THC is Best for Fibromyalgia Pain Says New Study


CBD or THC for Fibromyalgia Pain and Nerve Relief?

Fibromyalgia pain is one of the most excruciating types of pain known to mankind. It’s also very difficult to treat, because even when medicating with the most powerful pharmaceutical painkillers, oftentimes it just doesn’t work.

Fibromyalgia pain varies among patients; at times it may feel like your muscles have been pulled so hard or overworked even if you didn’t do any exercise. In some cases, muscles may twitch, or you feel deep aches, pains, and burns. In other cases, fibromyalgia pain affects the joints in the shoulders, neck, hips, and back. Fibromyalgia pain can be so severe and debilitating that sleep, exercise, and rest can be impossible.

Thankfully, science and anecdotal evidence tells us that cannabis is an effective, natural treatment for fibromyalgia pain. It doesn’t have any side effects, too. But for patients with this dreaded condition, finding out the right kind of cannabis product or strain for the pain can be overwhelming. New research tells us now that tetrahydrocannabinol (THC) actually works better than cannabidiol (CBD) in treating fibromyalgia pain. This news is important, as it can help patients better navigate the world of marijuana and find treatment that works.

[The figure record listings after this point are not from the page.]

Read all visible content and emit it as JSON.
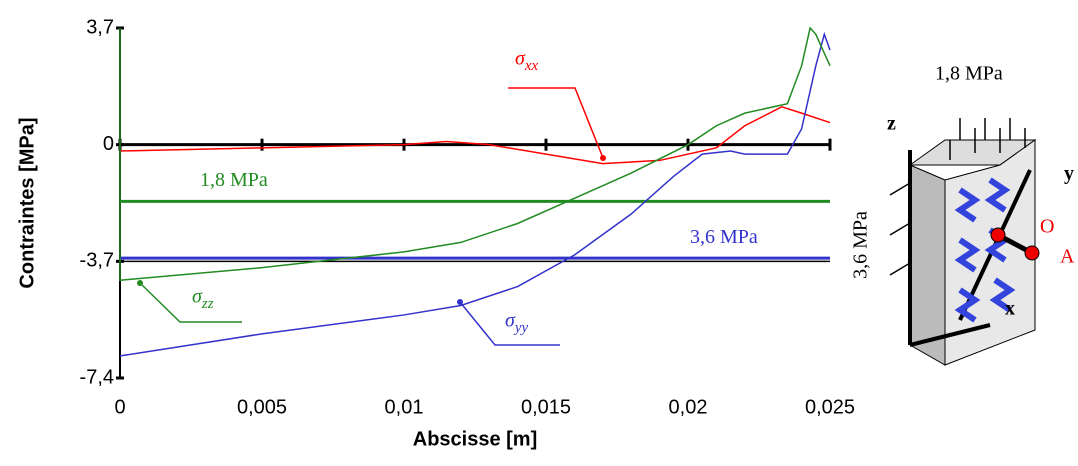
{
  "chart_data": {
    "type": "line",
    "xlabel": "Abscisse [m]",
    "ylabel": "Contraintes [MPa]",
    "xlim": [
      0,
      0.025
    ],
    "ylim": [
      -7.4,
      3.7
    ],
    "xticks": [
      0,
      {
        "value": 0.005,
        "label": "0,005"
      },
      {
        "value": 0.01,
        "label": "0,01"
      },
      {
        "value": 0.015,
        "label": "0,015"
      },
      {
        "value": 0.02,
        "label": "0,02"
      },
      {
        "value": 0.025,
        "label": "0,025"
      }
    ],
    "yticks": [
      {
        "value": 3.7,
        "label": "3,7"
      },
      0,
      {
        "value": -3.7,
        "label": "-3,7"
      },
      {
        "value": -7.4,
        "label": "-7,4"
      }
    ],
    "series": [
      {
        "name": "σxx",
        "color": "#ff0000",
        "x": [
          0,
          0.005,
          0.01,
          0.0115,
          0.013,
          0.015,
          0.017,
          0.019,
          0.021,
          0.022,
          0.0233,
          0.024,
          0.025
        ],
        "values": [
          -0.2,
          -0.1,
          0,
          0.1,
          0,
          -0.3,
          -0.6,
          -0.5,
          -0.1,
          0.6,
          1.2,
          1.0,
          0.7
        ]
      },
      {
        "name": "σyy",
        "color": "#3333cc",
        "x": [
          0,
          0.005,
          0.01,
          0.012,
          0.014,
          0.016,
          0.018,
          0.0195,
          0.0205,
          0.0215,
          0.022,
          0.0235,
          0.024,
          0.0245,
          0.0248,
          0.025
        ],
        "values": [
          -6.7,
          -6.0,
          -5.4,
          -5.1,
          -4.5,
          -3.5,
          -2.2,
          -1.0,
          -0.3,
          -0.2,
          -0.3,
          -0.3,
          0.5,
          2.5,
          3.5,
          3.0
        ]
      },
      {
        "name": "σzz",
        "color": "#228b22",
        "x": [
          0,
          0,
          0.005,
          0.008,
          0.01,
          0.012,
          0.014,
          0.016,
          0.018,
          0.02,
          0.021,
          0.022,
          0.0235,
          0.024,
          0.0243,
          0.0245,
          0.025
        ],
        "values": [
          3.7,
          -4.3,
          -3.9,
          -3.6,
          -3.4,
          -3.1,
          -2.5,
          -1.7,
          -0.9,
          0.0,
          0.6,
          1.0,
          1.3,
          2.5,
          3.7,
          3.5,
          2.5
        ]
      }
    ],
    "reference_lines": [
      {
        "value": -1.8,
        "label": "1,8 MPa",
        "color": "#228b22"
      },
      {
        "value": -3.6,
        "label": "3,6 MPa",
        "color": "#3333cc"
      }
    ]
  },
  "diagram": {
    "top_load": "1,8 MPa",
    "side_load": "3,6 MPa",
    "axis_z": "z",
    "axis_y": "y",
    "axis_x": "x",
    "point_o": "O",
    "point_a": "A"
  }
}
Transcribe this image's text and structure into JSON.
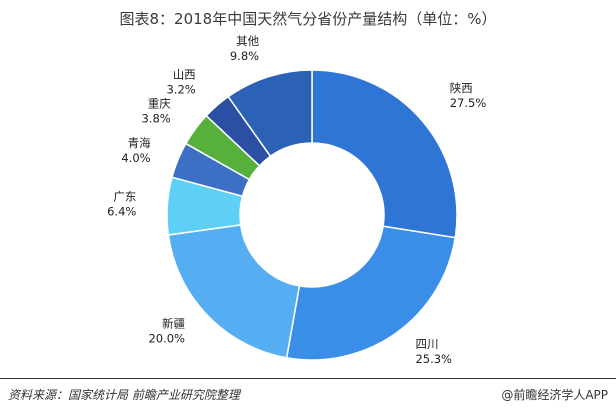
{
  "title": "图表8：2018年中国天然气分省份产量结构（单位：%）",
  "chart_data": {
    "type": "pie",
    "title": "图表8：2018年中国天然气分省份产量结构（单位：%）",
    "slices": [
      {
        "name": "陕西",
        "value": 27.5,
        "label": "27.5%",
        "color": "#2e75d6"
      },
      {
        "name": "四川",
        "value": 25.3,
        "label": "25.3%",
        "color": "#3a8ee8"
      },
      {
        "name": "新疆",
        "value": 20.0,
        "label": "20.0%",
        "color": "#56aef2"
      },
      {
        "name": "广东",
        "value": 6.4,
        "label": "6.4%",
        "color": "#5fd0f5"
      },
      {
        "name": "青海",
        "value": 4.0,
        "label": "4.0%",
        "color": "#3d6fc4"
      },
      {
        "name": "重庆",
        "value": 3.8,
        "label": "3.8%",
        "color": "#58b03c"
      },
      {
        "name": "山西",
        "value": 3.2,
        "label": "3.2%",
        "color": "#2a4fa3"
      },
      {
        "name": "其他",
        "value": 9.8,
        "label": "9.8%",
        "color": "#2b62b5"
      }
    ],
    "start_angle_deg": 0,
    "donut": true
  },
  "footer": {
    "source": "资料来源：国家统计局 前瞻产业研究院整理",
    "brand": "@前瞻经济学人APP"
  }
}
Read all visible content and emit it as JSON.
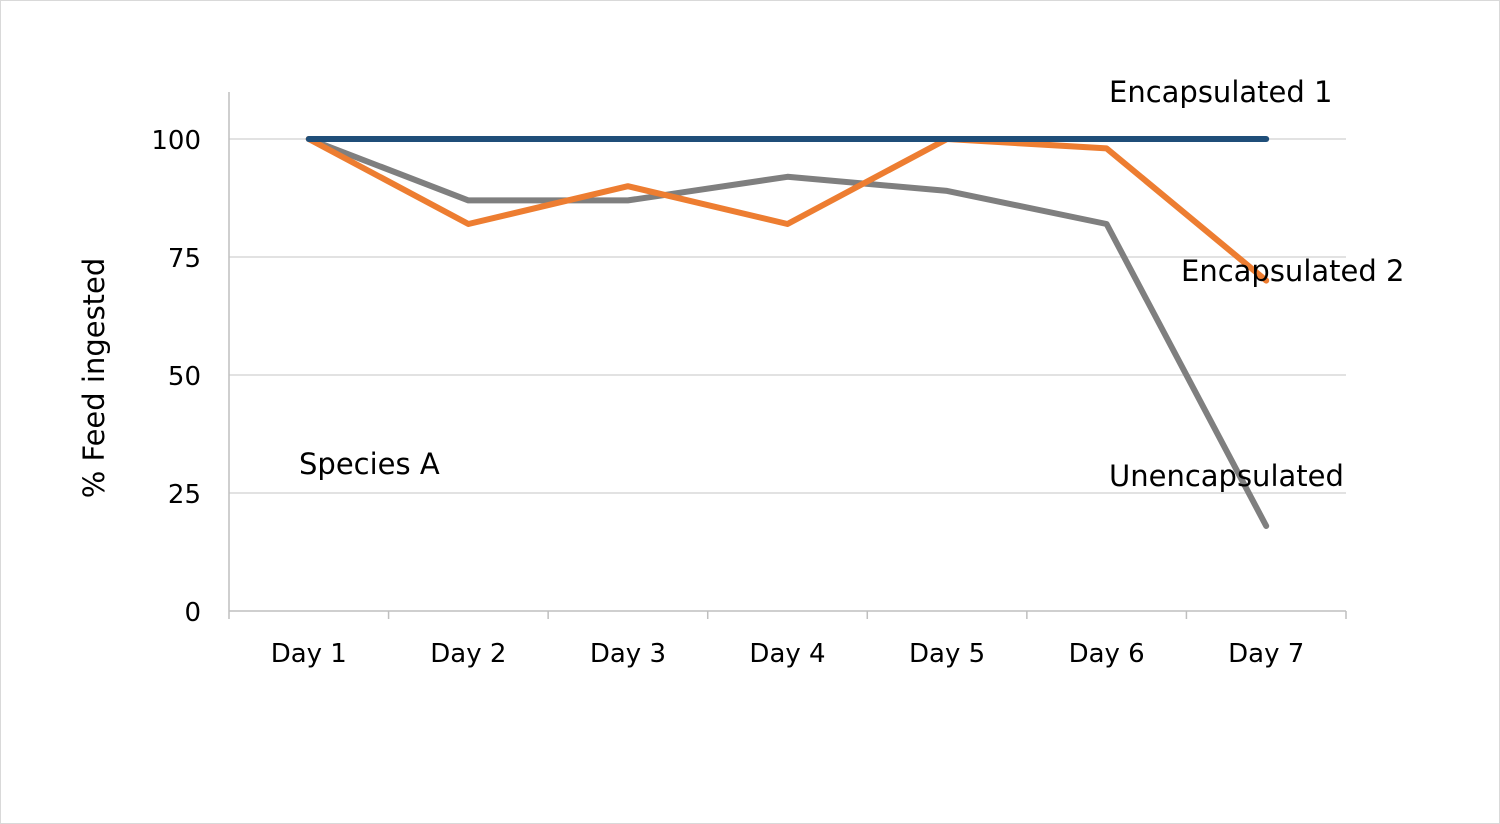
{
  "chart_data": {
    "type": "line",
    "title": "",
    "xlabel": "",
    "ylabel": "% Feed ingested",
    "categories": [
      "Day 1",
      "Day 2",
      "Day 3",
      "Day 4",
      "Day 5",
      "Day 6",
      "Day 7"
    ],
    "ylim": [
      0,
      110
    ],
    "yticks": [
      0,
      25,
      50,
      75,
      100
    ],
    "grid": true,
    "legend": "none",
    "series": [
      {
        "name": "Encapsulated 1",
        "color": "#1f4e79",
        "values": [
          100,
          100,
          100,
          100,
          100,
          100,
          100
        ]
      },
      {
        "name": "Encapsulated 2",
        "color": "#ed7d31",
        "values": [
          100,
          82,
          90,
          82,
          100,
          98,
          70
        ]
      },
      {
        "name": "Unencapsulated",
        "color": "#7f7f7f",
        "values": [
          100,
          87,
          87,
          92,
          89,
          82,
          18
        ]
      }
    ],
    "annotations": {
      "species": "Species A",
      "encapsulated_1": "Encapsulated 1",
      "encapsulated_2": "Encapsulated 2",
      "unencapsulated": "Unencapsulated"
    }
  }
}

The study, conducted by researchers from the Netherlands’ Leiden University Medical Centre with Bedrocan International, and published in the Journal of the International Association for the Study of Pain, analyzed how three types of vaporized cannabis affected chronic pain. One type of cannabis was high THC, low CBD; the other had almost an equal ratio of both, and the third was high CBD, low THC. Twenty subjects participated in the study, and they were all made to go through a battery of pain tests after vaporizing one of the cannabis types. The pain tests included one that involved applying pressure between the thumb and index finger, and electrical simulation on the legs.

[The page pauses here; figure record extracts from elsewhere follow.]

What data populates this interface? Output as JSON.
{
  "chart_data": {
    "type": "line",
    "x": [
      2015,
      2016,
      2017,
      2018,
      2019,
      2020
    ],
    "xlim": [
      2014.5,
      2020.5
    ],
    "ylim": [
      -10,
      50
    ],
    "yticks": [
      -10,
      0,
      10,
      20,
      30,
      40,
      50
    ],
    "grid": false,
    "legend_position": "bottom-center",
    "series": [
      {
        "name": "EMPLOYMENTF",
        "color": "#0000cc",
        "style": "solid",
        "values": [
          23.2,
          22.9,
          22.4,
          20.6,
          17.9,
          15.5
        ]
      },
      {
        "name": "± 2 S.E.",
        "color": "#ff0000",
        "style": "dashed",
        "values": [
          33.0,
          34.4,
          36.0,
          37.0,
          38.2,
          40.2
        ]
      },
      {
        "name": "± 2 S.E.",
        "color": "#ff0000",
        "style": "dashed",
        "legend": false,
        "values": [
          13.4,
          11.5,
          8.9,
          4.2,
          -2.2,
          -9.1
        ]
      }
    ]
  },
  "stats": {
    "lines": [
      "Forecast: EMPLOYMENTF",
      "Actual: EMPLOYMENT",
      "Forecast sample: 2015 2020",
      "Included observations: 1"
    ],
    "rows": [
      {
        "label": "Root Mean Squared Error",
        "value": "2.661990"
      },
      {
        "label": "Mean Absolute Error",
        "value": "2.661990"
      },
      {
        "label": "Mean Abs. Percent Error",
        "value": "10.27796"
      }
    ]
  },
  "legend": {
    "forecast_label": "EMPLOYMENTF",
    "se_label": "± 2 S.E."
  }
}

The researchers found that when participants medicated with the high CBD strain, it was “devoid of analgesic activity in any of the spontaneous or evoked pain models.” In layman’s terms, this means that CBD didn’t work well in mitigating the pain.

“The most important observation is that when simultaneously inhaled, THC and CBD interact in complex fashions with synergistic pharmacokinetic but antagonistic pharmacodynamic interactions,” says the study. “The analgesic efficacy of active treatment was limited to varieties that contained THC and was observed exclusively in the evoked pressure pain model.”

According to Tjalling Erkelens, the CEO and founder of Bedrocan, the Dutch company that supplied the cannabis, the results were promising for patients. “The outcome is very important for patients who suffer from fibromyalgia. Now we have the serious clinical evidence that medical doctors are asking for when prescribing our products and that health insurance companies want to have, to legitimize reimbursement,” he says.